Image-to-graph methods bypass string representations entirely, predicting the molecular graph (atoms as nodes, bonds as edges) directly from the input image. This family includes segmentation-based approaches like ChemGrapher and Staker et al.’s U-Net pipeline, keypoint-detection architectures like ABC-Net, and joint atom-bond-coordinate predictors like MolScribe. By reasoning about spatial structure rather than linearizing it, these models tend to handle stereochemistry and abbreviated groups more naturally than sequence-based alternatives. Full-pipeline systems like MolMiner and MolMole extend the approach to page-level chemical extraction from documents.
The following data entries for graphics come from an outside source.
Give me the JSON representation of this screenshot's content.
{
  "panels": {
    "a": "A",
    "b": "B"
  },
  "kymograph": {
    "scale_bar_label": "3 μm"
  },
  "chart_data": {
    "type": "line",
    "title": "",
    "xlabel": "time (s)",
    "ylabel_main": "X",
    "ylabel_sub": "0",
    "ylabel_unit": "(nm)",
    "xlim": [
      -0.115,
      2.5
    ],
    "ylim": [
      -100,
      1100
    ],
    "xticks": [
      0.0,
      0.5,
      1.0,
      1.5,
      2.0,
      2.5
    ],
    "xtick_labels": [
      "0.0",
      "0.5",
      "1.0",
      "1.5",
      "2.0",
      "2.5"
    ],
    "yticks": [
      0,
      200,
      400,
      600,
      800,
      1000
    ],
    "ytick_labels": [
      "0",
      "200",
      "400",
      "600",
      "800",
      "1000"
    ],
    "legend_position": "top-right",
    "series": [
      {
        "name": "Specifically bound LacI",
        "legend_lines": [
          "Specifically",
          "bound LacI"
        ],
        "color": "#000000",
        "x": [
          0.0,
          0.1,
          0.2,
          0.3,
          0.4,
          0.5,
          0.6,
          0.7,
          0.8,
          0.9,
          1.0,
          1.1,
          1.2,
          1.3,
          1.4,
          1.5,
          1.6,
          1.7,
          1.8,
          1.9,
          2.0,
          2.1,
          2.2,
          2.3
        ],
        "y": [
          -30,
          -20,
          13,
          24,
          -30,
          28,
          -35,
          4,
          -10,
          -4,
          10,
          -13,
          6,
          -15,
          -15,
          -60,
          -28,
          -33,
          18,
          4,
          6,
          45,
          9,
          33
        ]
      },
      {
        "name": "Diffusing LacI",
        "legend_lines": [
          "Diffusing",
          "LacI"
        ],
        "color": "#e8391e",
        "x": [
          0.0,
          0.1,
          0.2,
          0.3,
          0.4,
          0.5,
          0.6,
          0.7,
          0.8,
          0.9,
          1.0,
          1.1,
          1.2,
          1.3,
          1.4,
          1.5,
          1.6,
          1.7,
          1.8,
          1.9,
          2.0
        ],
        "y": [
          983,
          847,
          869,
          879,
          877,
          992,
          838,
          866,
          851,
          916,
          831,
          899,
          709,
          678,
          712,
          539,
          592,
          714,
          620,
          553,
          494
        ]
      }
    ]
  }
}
| Year | Paper | Key Idea |
|---|---|---|
| 2020 | ChemGrapher: Deep Learning for Chemical Graph OCSR | Semantic segmentation and classification CNNs for chemical graphs |
| 2022 | ABC-Net: Keypoint-Based Molecular Image Recognition | Keypoint estimation to detect atom and bond centers |
| 2022 | Image-to-Graph Transformers for Chemical Structures | Direct image-to-graph conversion with abbreviated symbol support |
| 2022 | MolMiner: Deep Learning OCSR with YOLOv5 Detection | YOLOv5 and MobileNetV2 for document-level molecular extraction |
| 2023 | MolGrapher: Graph-based Chemical Structure Recognition | Graph-based deep learning outperforming image captioning methods |
| 2023 | MolScribe: Robust Image-to-Graph Molecular Recognition | Joint prediction of atoms, bonds, and coordinates for OCSR |
| 2025 | MolMole: Unified Vision Pipeline for Molecule Mining | Unified framework for detection, reaction parsing, and OCSR |
| 2026 | AdaptMol: Domain Adaptation for Molecular OCSR (2026) | MMD-based domain adaptation and self-training for hand-drawn OCSR |
| 2026 | GraSP: Graph Recognition via Subgraph Prediction (2026) | Sequential subgraph prediction framework for image-to-graph OCSR |